Interstellar Meteorite Hit Earth In 2014, Harvard Scientists Found Out

Interstellar Meteorite Hit Earth In 2014, Harvard Scientists Found Out

A new study suggests that the first interstellar meteorite that hit our planet was discovered. Back in 2017, scientists detected the first interstellar object, and they named it Oumuamua. Oumuamua is shaped like a cigar and measures 400 meters.

According to Avi Loeb who is the chair of astronomy at Harvard, small interstellar objects should be way more common, and they should even collide with our planet often enough. Loeb and Amir Siraj (who is the lead author of the study) claim that they discovered another interstellar visitor, a meteor.

In order to find it, scientists took a close look at the catalog of meteor events from the Center for Near-Earth Object Studies. The United States government sensors detected the events in the record. The researchers focused on the fastest meteors since they are more likely to come from outside the solar system.

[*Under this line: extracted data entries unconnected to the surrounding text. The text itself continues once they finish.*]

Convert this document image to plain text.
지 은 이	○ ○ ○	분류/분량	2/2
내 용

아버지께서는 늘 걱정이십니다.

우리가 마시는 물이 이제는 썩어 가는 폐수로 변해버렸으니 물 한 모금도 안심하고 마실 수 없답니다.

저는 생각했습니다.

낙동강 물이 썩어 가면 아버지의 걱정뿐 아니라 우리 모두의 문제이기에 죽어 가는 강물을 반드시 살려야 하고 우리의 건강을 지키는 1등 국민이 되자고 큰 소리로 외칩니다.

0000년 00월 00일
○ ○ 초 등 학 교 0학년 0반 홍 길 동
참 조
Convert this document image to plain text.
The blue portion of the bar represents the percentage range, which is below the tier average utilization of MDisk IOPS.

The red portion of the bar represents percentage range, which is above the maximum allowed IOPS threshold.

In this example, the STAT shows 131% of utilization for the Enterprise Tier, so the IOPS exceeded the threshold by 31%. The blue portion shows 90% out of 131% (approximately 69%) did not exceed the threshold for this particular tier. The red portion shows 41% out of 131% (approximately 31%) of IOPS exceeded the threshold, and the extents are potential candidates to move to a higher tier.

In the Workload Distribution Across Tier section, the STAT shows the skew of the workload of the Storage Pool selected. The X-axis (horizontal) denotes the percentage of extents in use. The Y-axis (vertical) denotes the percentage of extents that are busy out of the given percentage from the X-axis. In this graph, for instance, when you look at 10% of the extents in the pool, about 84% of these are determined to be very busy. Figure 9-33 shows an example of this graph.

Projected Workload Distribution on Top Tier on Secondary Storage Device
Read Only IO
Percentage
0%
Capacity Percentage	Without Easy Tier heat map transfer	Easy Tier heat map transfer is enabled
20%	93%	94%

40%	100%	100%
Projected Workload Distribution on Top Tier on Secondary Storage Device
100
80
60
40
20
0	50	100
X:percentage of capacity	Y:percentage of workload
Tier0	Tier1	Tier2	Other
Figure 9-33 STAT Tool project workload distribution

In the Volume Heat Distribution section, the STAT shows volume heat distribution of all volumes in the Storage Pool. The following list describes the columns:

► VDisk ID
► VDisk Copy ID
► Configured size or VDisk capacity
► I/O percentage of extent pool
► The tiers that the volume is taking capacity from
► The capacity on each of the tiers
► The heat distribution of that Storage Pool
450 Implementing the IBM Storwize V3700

An interstellar meteorite hit Earth in 2014

Harvard scientists managed to find an interstellar meteorite that is 0.9 meters wide. The object was first detected on January 8th, back in 2014, and it was 18,7 kilometers over a point close to Papua New Guinea’s Manus Island in the South Pacific. Based on its trajectory and speed, scientists believe that the meteor came from outside the solar system. The high speed of the object was of about 216,000 km/h.

“We can use the atmosphere of the Earth as the detector for these meteors, which are too small to see otherwise,” Loeb explained “You can imagine that if these meteors were ejected from the habitable zone of a star, they could help transfer life from one planetary system to another.

Around 30 years of data were analyzed. Researchers also discovered two new meteors that had similar speeds, although their orbit didn’t confirm that they were interstellar. According to the research, an interstellar meteorite hit Earth in 2014.